Dengan cepat Ibu dan Ayah Joni langsung mendekatinya dan menceritakan semua kejadian yang telah menimpanya. Joni pun hanya bisa terbaring lemah sambil mendengar cerita dari ibunya. Setelah ibunya selesai berbicara, terlihat Joni seperti ingin berkata sesuatu pada ibunya.

            “ Bu, Joni mau ngomong sama Ibu”, Joni menghela napas.
            “Di acara ultah Joni besok, Joni pengen semua anggota keluarga kita, dan semua teman Joni berkumpul di rumah kita Bu”, kata Joni.
            “Tenang Nak, besok seluruh keluarga akan Ibu undang Nak, termasuk tetangga-tetangga kita juga. Asalkan dokter sudah bisa mengijinkan Joni untuk pulang ke rumah besok. Atau paling tidak, dokter membolehkan untuk dirawat jalan di rumah”, kata Ibu.
            “Terima kasih Bu, Bapak, dan juga Kakak yang sudah merawat Joni sampai sekarang ini”, kata Joni.

     Seketika itu Joni menghirup napas dalam-dalam lalu menghembuskannya. Kali ini hembusan napasnya terlihat sangat beda. Hembusan napas itu begitu pelan dan damai. Namun, siapa sangka jika itu adalah hembusan napas terakhir yang keluar dari hidungnya. Setelah itu tak ada lagi suara napas yang keluar dari hidung Joni.

     Ya, kali ini Joni benar-benar menghembuskan napas untuk yang terakhir kalinya. Joni telah dijemput oleh malaikat untuk memenuhi panggilan Tuhan. Jam tepat menunjukkan pukul 12 malam. Ini berarti hari ulang tahun sekaligus hari kematian Joni. Seketika itu juga, suara tangis orang tua Joni pecah memenuhi seluruh ruangan rumah sakit.
*****
       Jenazah Joni telah tiba di rumah. Semua keluarga, kerabat, tetangga dan teman-teman Joni telah berkumpul di rumahnya. Tepat, seperti permintaan terakhir Joni sebelum meninggal. Mereka sangat terpukul mendengar berita kematian Joni. Apalagi Diva yang terlihat pingsan setelah melihat jenazah Joni terbaring kaku dibalut kain kafan. 

     Beberapa teman Joni ingin melihat wajah Joni untuk yang terakhir kalinya.
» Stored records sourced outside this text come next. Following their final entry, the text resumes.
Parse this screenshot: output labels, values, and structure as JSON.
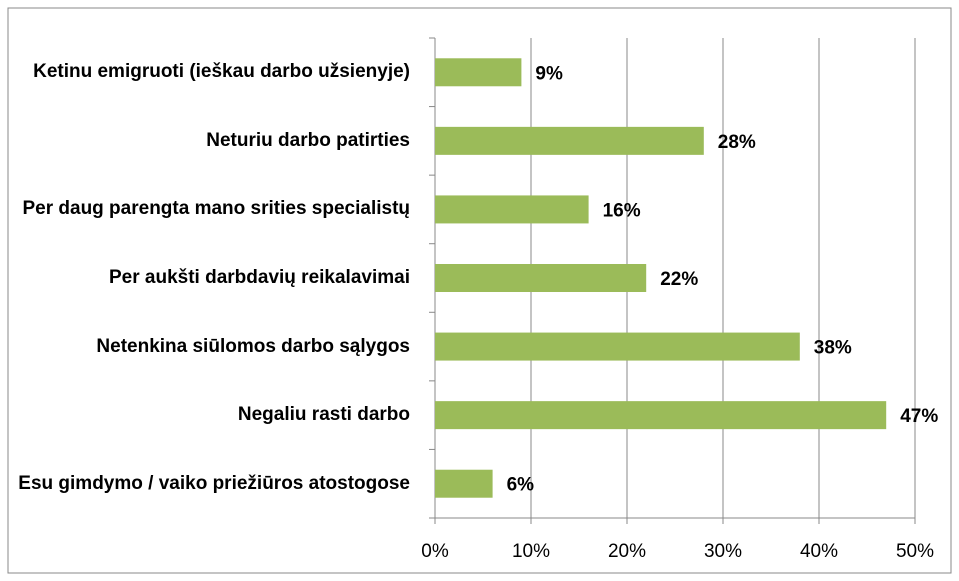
{
  "chart_data": {
    "type": "bar",
    "orientation": "horizontal",
    "categories": [
      "Ketinu emigruoti (ieškau darbo užsienyje)",
      "Neturiu darbo patirties",
      "Per daug parengta mano srities specialistų",
      "Per aukšti darbdavių reikalavimai",
      "Netenkina siūlomos darbo sąlygos",
      "Negaliu rasti darbo",
      "Esu gimdymo / vaiko priežiūros atostogose"
    ],
    "values": [
      9,
      28,
      16,
      22,
      38,
      47,
      6
    ],
    "value_labels": [
      "9%",
      "28%",
      "16%",
      "22%",
      "38%",
      "47%",
      "6%"
    ],
    "color": "#9bbb59",
    "xlim": [
      0,
      50
    ],
    "xticks": [
      {
        "value": 0,
        "label": "0%"
      },
      {
        "value": 10,
        "label": "10%"
      },
      {
        "value": 20,
        "label": "20%"
      },
      {
        "value": 30,
        "label": "30%"
      },
      {
        "value": 40,
        "label": "40%"
      },
      {
        "value": 50,
        "label": "50%"
      }
    ],
    "grid": true
  }
}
Tepat di samping jenazah Joni, terdapat kue ulang tahun yang sangat besar dan dihiasi oleh lilin yang  membentuk angka 18 dengan api kecil di atasnya. Ya, 18 tahun adalah usia yang sudah ditempuh oleh Joni dalam mengarungi pahit dan manisnya hidup di dunia ini. Di usia ke-18 tahun pula ia harus mengakhiri cerita hidupnya. Mungkin inilah surprise yang akan diberikannya kepada Diva. Sebuah kejutan yang tak akan pernah dilupakan Diva seumur hidupnya. Sampai akhir hayatnya…
 ***********

Penulis: Arifin Putra Solo

* Cerita ini diangkat dari kisah nyata seorang sahabat. Cerita ini pernah dikirim ke salah satu koran ternama di Kota Solo. Pada hari minggu, cerita ini pun diterbitkan di koran tersebut. Namun sayangnya, nama tokohnya diganti dan latar ceritanya sedikit dirubah. Dan yang lebih mengejutkan lagi nama penulisnya juga diganti dengan nama orang lain. Sejak saat itulah Penulis tidak mau lagi mengirim ceritanya ke koran tersebut. Karena hasil karyanya telah dijiplak oleh redaksi.